Gebruik van meerdere geneesmiddelen die werkzaam zijn tegen anaërobe organismen is niet nodig en brengt de patiënten in gevaar voor extra toxiciteit van de geneesmiddelen. Geen gegevens of richtlijnen ondersteunen het gebruik van twee anti-anaërobe geneesmiddelen in de klinische praktijk. In sommige gevallen geven veel clinici de voorkeur aan een dubbele anaerobe dekking; zo kan metronidazol worden toegevoegd aan een ander middel met anaerobe activiteit wanneer het wordt gebruikt om clostridium difficile-infectie te behandelen.

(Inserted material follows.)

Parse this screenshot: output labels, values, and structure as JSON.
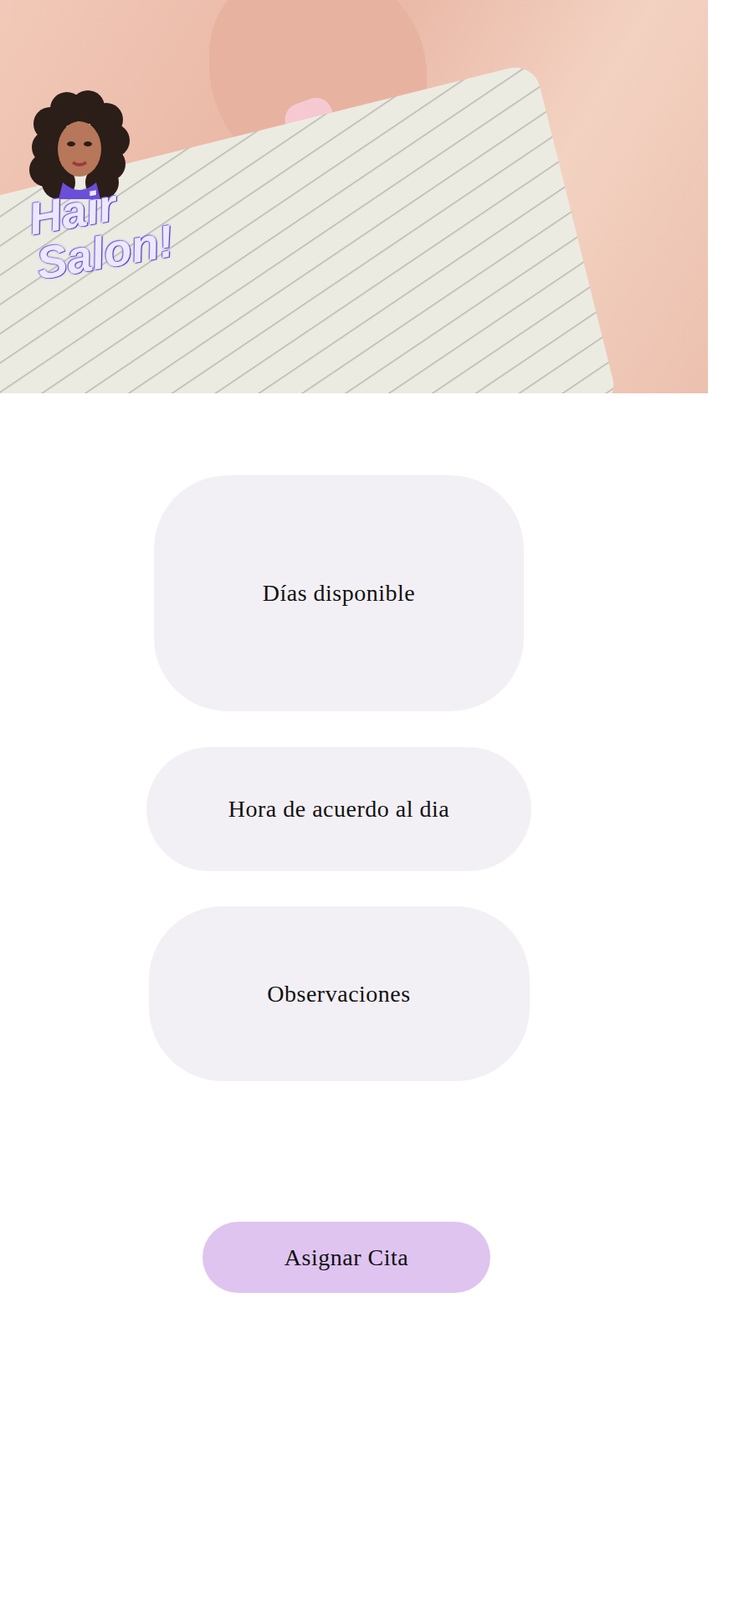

Een andere situatie is clindamycine, dat kan worden toegevoegd aan een ander middel met anaerobe activiteit voor de behandeling van necrotiserende fasciitis. Zelfs in het geval van enkelvoudige middelen die alle 3 categorieën van bacteriën bestrijken, (b.v. breedspectrum penicillines) wordt dubbele antibiotische therapie aanbevolen voor alle necrotiserende weke delen infecties gezien het waargenomen synergisme in diermodellen.
De eerstelijns behandeling van bevestigde C. sporogenes is van oudsher met penicillines. In een studie uitgevoerd door Roberts et al., C. sporogenes bleek 100% vatbaar voor penicillines (amoxicilline-clavulanaat en piperacilline-tazobactam), cefalosporines (cefoxitine, cefotetan en ceftriaxon), clindamycine, carbapenems (imipenem en meropenem) en metronidazol Bloedkweken verkregen na de start van de antimicrobiële behandeling waren negatief voor C. sporogenes na 5 dagen incubatie, maar omdat er een hoge verdenking bestond dat het een infectiebron was, werd amputatie van de voet van de patiënt aanbevolen. Deze aanbeveling, samen met elke vorm van medische behandeling, werd door de patiënt geweigerd, die binnen enkele dagen na het staken van de behandeling overleed.